Unlike HBV, the prevalence of HCV in Saudi Arabia is much more difficult to quantify due to a veritable lack of recent literature. Given the available data discussed in this review, one can reasonably estimate an overall prevalence of HCV in the Saudi population to be 1-3%, but given that the majority of the population are in the younger age group (with a lower prevalence rate), an overall general prevalence of about 1% maybe more realistic, giving us an estimated number of patients of about 200,000, many of whom may still be undiagnosed.
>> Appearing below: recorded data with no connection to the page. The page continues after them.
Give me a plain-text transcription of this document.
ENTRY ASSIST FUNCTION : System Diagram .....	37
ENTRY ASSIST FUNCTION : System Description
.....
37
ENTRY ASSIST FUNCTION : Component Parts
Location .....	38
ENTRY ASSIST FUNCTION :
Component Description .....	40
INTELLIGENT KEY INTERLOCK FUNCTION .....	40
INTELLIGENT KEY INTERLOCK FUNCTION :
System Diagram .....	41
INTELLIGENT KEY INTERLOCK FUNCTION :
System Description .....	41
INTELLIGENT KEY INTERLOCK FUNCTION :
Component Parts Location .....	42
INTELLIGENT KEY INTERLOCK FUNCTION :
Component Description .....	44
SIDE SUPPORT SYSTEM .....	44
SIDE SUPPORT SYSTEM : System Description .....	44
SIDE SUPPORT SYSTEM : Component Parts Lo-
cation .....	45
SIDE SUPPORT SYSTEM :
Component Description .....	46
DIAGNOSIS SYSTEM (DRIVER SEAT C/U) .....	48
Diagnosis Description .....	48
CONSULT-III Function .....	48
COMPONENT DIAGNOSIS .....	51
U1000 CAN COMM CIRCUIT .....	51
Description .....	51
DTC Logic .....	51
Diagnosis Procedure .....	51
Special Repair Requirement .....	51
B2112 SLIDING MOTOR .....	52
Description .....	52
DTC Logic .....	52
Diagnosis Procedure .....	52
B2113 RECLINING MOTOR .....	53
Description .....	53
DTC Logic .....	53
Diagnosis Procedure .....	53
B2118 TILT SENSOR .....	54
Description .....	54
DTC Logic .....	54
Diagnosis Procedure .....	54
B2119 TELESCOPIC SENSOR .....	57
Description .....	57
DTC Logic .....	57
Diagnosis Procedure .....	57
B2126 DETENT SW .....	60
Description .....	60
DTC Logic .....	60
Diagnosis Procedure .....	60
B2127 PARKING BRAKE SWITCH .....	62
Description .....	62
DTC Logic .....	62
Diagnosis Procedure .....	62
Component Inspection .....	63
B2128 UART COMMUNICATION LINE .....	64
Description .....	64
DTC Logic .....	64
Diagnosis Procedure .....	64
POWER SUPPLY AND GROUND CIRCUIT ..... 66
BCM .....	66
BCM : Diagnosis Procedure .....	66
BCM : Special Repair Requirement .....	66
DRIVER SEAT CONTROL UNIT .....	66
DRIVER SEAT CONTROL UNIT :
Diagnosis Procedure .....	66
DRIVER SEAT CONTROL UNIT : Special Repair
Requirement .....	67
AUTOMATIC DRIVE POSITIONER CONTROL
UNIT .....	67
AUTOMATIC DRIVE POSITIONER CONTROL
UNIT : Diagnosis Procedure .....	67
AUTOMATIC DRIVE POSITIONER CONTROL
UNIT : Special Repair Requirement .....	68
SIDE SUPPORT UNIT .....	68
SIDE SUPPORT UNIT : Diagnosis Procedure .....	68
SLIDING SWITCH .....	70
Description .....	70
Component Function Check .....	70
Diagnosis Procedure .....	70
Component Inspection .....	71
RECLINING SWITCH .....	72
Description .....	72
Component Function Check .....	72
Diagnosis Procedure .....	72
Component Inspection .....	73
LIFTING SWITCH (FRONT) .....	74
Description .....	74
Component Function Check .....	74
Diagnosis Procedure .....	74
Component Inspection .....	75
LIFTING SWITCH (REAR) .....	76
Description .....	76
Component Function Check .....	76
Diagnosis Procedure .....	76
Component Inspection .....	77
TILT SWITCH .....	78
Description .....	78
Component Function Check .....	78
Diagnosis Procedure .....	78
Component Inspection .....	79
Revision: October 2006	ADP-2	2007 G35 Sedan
Recognizing the limitations of the reported studies and the speculative nature of these assumptions, we can reasonably estimate that 20% of all chronic viral hepatitis patients will eventually develop cirrhosis in the next 20 years (240,000 hepatitis B patients and 200,000 hepatitis C patients), leading the Saudi healthcare system to confront an imposing burden of about 88,000 cirrhotic patients facing advanced and costly medical care. Given an estimated 10% annual risk of de-compensation (without treatment), we can further anticipate approximately 8800 decompensated cirrhotic patients per year becoming potential candidates for liver transplantation. Moreover, the likelihood of developing hepatocellular carcinoma (HCC) at an estimated 1-4% annual incidence in cirrhotic patients translates to around 1500 new cases of HCC per year. These patients need a multidisciplinary approach to care, intensive interventions, and costly treatments, which further inflates the burden on the kingdom's healthcare system.
It must be strenuously emphasized that this disease burden estimation does not take into account cirrhosis secondary to non-viral etiology that would likely impose a further strain related to liver disease alone on the healthcare system. Nonetheless, viral hepatitis remains the only transmissible but preventable cause of cirrhosis and HCC in Saudi Arabia. Collection and documentation of accurate epidemiological data therefore represent a critical step in the prevention and control of viral hepatitis in the KSA.